Snoozing pilot blamed for Air India crash
A snoozing pilot has been blamed for a plane crash in southern India earlier this year, which claimed the lives of 158 passengers.
The Air India Express aircraft crashed in May after approaching a runway at Mangalore airport at the wrong height and angle.
According to an official investigation into the incident, the Serbian pilot - Zlatko Glusica - was “disorientated” having been asleep for much of the three-hour flight.
Data recorders captured the sound of snoring, according to the Hindustan Times, with Glusica found to have been affected by “sleep inertia”.

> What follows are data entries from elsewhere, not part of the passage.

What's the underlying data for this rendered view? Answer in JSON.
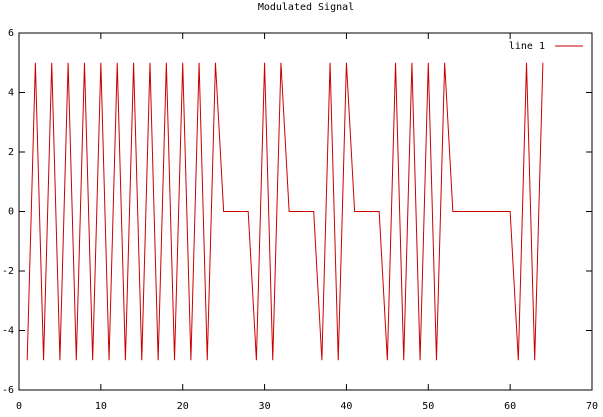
{
  "chart_data": {
    "type": "line",
    "title": "Modulated Signal",
    "x": [
      1,
      2,
      3,
      4,
      5,
      6,
      7,
      8,
      9,
      10,
      11,
      12,
      13,
      14,
      15,
      16,
      17,
      18,
      19,
      20,
      21,
      22,
      23,
      24,
      25,
      26,
      27,
      28,
      29,
      30,
      31,
      32,
      33,
      34,
      35,
      36,
      37,
      38,
      39,
      40,
      41,
      42,
      43,
      44,
      45,
      46,
      47,
      48,
      49,
      50,
      51,
      52,
      53,
      54,
      55,
      56,
      57,
      58,
      59,
      60,
      61,
      62,
      63,
      64
    ],
    "series": [
      {
        "name": "line 1",
        "color": "#cc0000",
        "values": [
          -5,
          5,
          -5,
          5,
          -5,
          5,
          -5,
          5,
          -5,
          5,
          -5,
          5,
          -5,
          5,
          -5,
          5,
          -5,
          5,
          -5,
          5,
          -5,
          5,
          -5,
          5,
          0,
          0,
          0,
          0,
          -5,
          5,
          -5,
          5,
          0,
          0,
          0,
          0,
          -5,
          5,
          -5,
          5,
          0,
          0,
          0,
          0,
          -5,
          5,
          -5,
          5,
          -5,
          5,
          -5,
          5,
          0,
          0,
          0,
          0,
          0,
          0,
          0,
          0,
          -5,
          5,
          -5,
          5
        ]
      }
    ],
    "xlim": [
      0,
      70
    ],
    "xticks": [
      0,
      10,
      20,
      30,
      40,
      50,
      60,
      70
    ],
    "ylim": [
      -6,
      6
    ],
    "yticks": [
      -6,
      -4,
      -2,
      0,
      2,
      4,
      6
    ],
    "grid": false,
    "legend": "top-right"
  }
}
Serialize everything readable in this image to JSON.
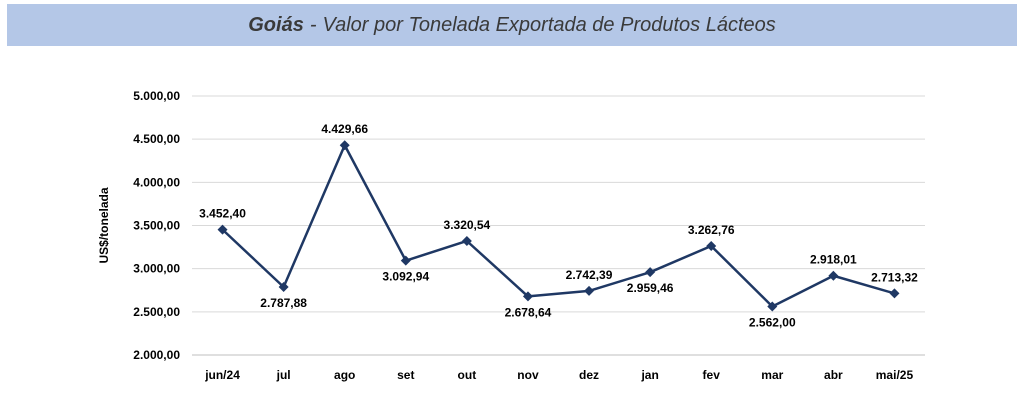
{
  "title": {
    "region": "Goiás",
    "separator": "-",
    "subtitle": "Valor por Tonelada Exportada de Produtos Lácteos"
  },
  "colors": {
    "line": "#1f3864",
    "header_bg": "#b4c7e7",
    "grid": "#d9d9d9"
  },
  "chart_data": {
    "type": "line",
    "title": "Goiás - Valor por Tonelada Exportada de Produtos Lácteos",
    "xlabel": "",
    "ylabel": "US$/tonelada",
    "categories": [
      "jun/24",
      "jul",
      "ago",
      "set",
      "out",
      "nov",
      "dez",
      "jan",
      "fev",
      "mar",
      "abr",
      "mai/25"
    ],
    "values": [
      3452.4,
      2787.88,
      4429.66,
      3092.94,
      3320.54,
      2678.64,
      2742.39,
      2959.46,
      3262.76,
      2562.0,
      2918.01,
      2713.32
    ],
    "value_labels": [
      "3.452,40",
      "2.787,88",
      "4.429,66",
      "3.092,94",
      "3.320,54",
      "2.678,64",
      "2.742,39",
      "2.959,46",
      "3.262,76",
      "2.562,00",
      "2.918,01",
      "2.713,32"
    ],
    "label_positions": [
      "above",
      "below",
      "above",
      "below",
      "above",
      "below",
      "above",
      "below",
      "above",
      "below",
      "above",
      "above"
    ],
    "ylim": [
      2000,
      5000
    ],
    "yticks": [
      2000,
      2500,
      3000,
      3500,
      4000,
      4500,
      5000
    ],
    "ytick_labels": [
      "2.000,00",
      "2.500,00",
      "3.000,00",
      "3.500,00",
      "4.000,00",
      "4.500,00",
      "5.000,00"
    ],
    "grid": true,
    "marker": "diamond"
  }
}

The findings correlate with information obtained from data recorders in the aftermath of the crash which revealed the pilot was suddenly ordered to abort the landing before crying “overshoot, overshoot” in his final exchanges with air traffic control.
The Boeing 737 aircraft subsequently overshot the runway, plunged into a steep gorge and burst into flames.
Only eight of those onboard survived.
ADVERTISEMENT
Air India Express
Many of the passengers on the low-cost flight from Dubai to Mangalore were Indian migrant workers returning from the Gulf.
The report into what was India’s first major air crash in ten years was submitted to India’s civil aviation ministry earlier this week.
Glusica was said in the aftermath of the tragedy to have had 10,000 hours of flying time, including experience of Mangalore’s airport.
The civil aviation minister noted at the time that Mangalore had a short runway and a limited area after that to accommodate planes that overshot the landing strip.
The plane missed its landing threshold by about 2,000 feet (600 metres).